Consider the following example in Rust.

#[derive(Sbor)] // Shorthand for Categorize, Encode, Decode and Describe 
struct Tree {
    root: TreeNode,
    cached_len: TreeLength,
}

#[derive(Sbor)]
struct TreeNode {
   left: Option<TreeNode>,
   right: Option<TreeNode>,
}

#[derive(Sbor)]
#[sbor(transparent)]
struct TreeLength(usize); // A new-type for semantic purposes

I could take a particular Tree and encode it into an SBOR value. In textual manifest value syntax, this might look like:

Tuple(                        # Tree { .. }
    Tuple(                    # > root: TreeNode { .. }
        Enum<1u8>(            # >> left: Some(..)
            Tuple(            # >>> TreeNode { .. }
                Enum<0u8>(),  # >>>> left: None
                Enum<0u8>(),  # >>>> right: None
            ), 
        ),
        Enum<0u8>(),          # >> right: None(..)
     ),
     2usize,                  # > cached_len: TreeLength
)

The commented parts capture information which is included in the schema. The ability to create a schema from a type is captured by the Describe trait implementation, which is one of the traits included in the helper Sbor derive.

In this particular case, the single type schema created for Tree as a single root type would include three schema local types:

  • Tree (a tuple type-kind, with named fields)
  • TreeNode (a tuple type-kind, with named fields)
  • Option<TreeNode> (an enum type-kind, with two variants, each with unnamed fields)
  • TreeLength (a usize type-kind)

Typically you'll want Rust new types to be unique / named in the schema. But if you don't, you can set #[sbor(transparent, transparent_name)] to make them invisible to the type model. If setting transparent_name on TreeLength then there would only be three types in the schema.

Uses of schemas

By combining a schema with a value, you can enable:

  • Validation of a payload or sub-payload against the schema - this is used extensively in the Radix engine
  • Annotation of a valid payload when converted to a textual representation - this is used for annotated programmatic JSON, and certain annotated manifest formats.
    • The Radix Gateway API does this when outputting component state, key value store entries and transaction events.

Schema deep-dive

Type roots

Schemas have an associated set of "type roots" which are used to generate a schema and define particular types of interest in a schema.

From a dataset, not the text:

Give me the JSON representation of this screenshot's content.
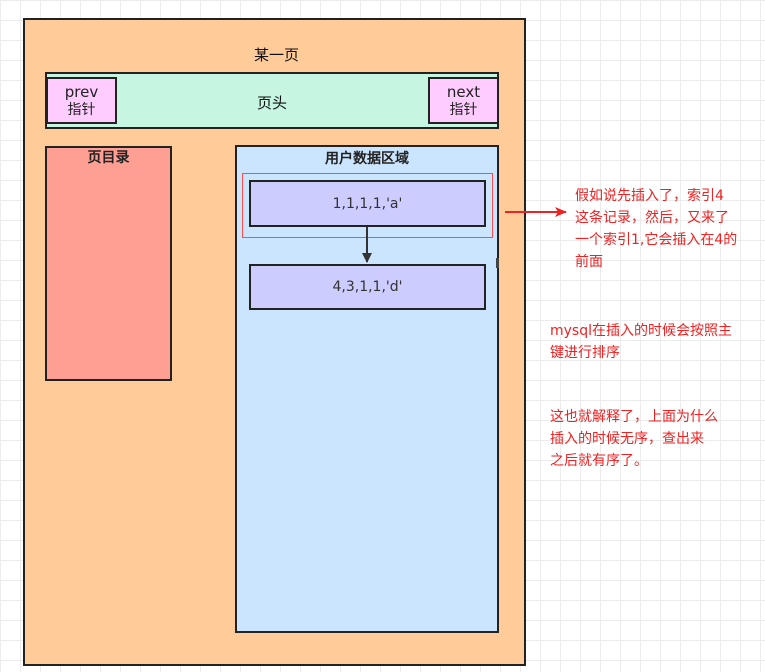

Often there is only a single "type root" in the schema, in which case it is called a SingleTypeSchema. Given a rust type, you can generate its single type schema. So colloquially this can be known as the type's schema.

But there can also be multiple root types in a schema, for example in some blueprint schemas.

Comparison and backwards compatibility

Comparing schemas can be used to track structural changes of types and ensure types haven't changed in a way which isn't backwards compatible given the compatibility constraints on the type (e.g. the need for the type to read data from a Database encoded with a previous structure).

This can be automated with the ScryptoSborAssertion derive which can generate tests to ensure that types are only changed in ways which are suitably backwards compatible.